Publication at Faculty of Mathematics and Physics |
2012

Abstract

A prototype module for an International Linear Collider (ILC) detector was built, installed, and tested between 2006 and 2009 at CERN and Fermilab as part of the CALICE test beam program, in order to study the possibilities of extending energy sampling behind a hadronic calorimeter and to study the possibilities of providing muon tracking. The "tail catcher/muon tracker" (TCMT) is composed of 320 extruded scintillator strips (dimensions 1000 x 50 x 5mm(3)) packaged in 16 one-meter square planes interleaved between steel plates.

The scintillator strips were read out with wavelength shifting fibers and silicon photomultipliers.

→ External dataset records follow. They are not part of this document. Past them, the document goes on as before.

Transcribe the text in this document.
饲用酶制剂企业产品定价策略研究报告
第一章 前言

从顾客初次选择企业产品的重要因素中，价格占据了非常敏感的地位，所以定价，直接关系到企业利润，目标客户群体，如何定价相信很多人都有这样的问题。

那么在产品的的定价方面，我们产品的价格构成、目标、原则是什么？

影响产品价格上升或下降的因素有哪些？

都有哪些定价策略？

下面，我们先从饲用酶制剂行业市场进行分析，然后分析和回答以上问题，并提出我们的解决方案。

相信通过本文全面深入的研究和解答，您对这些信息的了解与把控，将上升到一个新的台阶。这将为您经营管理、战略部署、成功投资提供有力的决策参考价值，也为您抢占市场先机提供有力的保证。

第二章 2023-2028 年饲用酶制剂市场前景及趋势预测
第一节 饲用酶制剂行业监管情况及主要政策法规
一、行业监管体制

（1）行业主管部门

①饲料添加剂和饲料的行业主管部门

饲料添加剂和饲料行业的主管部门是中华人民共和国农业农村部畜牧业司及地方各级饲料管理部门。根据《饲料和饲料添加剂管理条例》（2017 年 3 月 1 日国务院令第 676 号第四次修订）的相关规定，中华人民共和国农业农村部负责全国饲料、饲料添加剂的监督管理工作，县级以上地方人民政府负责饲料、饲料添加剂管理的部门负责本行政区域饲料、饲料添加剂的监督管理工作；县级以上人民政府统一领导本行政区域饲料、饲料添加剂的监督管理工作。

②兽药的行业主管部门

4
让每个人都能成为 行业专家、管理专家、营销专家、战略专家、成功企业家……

The planes were arranged with alternating horizontal and vertical strip orientations.

Data were collected for muons and pions in the energy range 6 GeV to 80 GeV. Utilizing data taken in 2006, this paper describes the design and construction of the TCMT, performance characteristics, and a beam-based evaluation of the ability of the TCMT to improve hadronic energy resolution in a prototype ILC detector.

For a typical configuration of an ILC detector with a coil situated outside a calorimeter system with a thickness of 5.5 nuclear interaction lengths, a TCMT would improve relative energy resolution by 6-16% for pions between 20 and 80 GeV.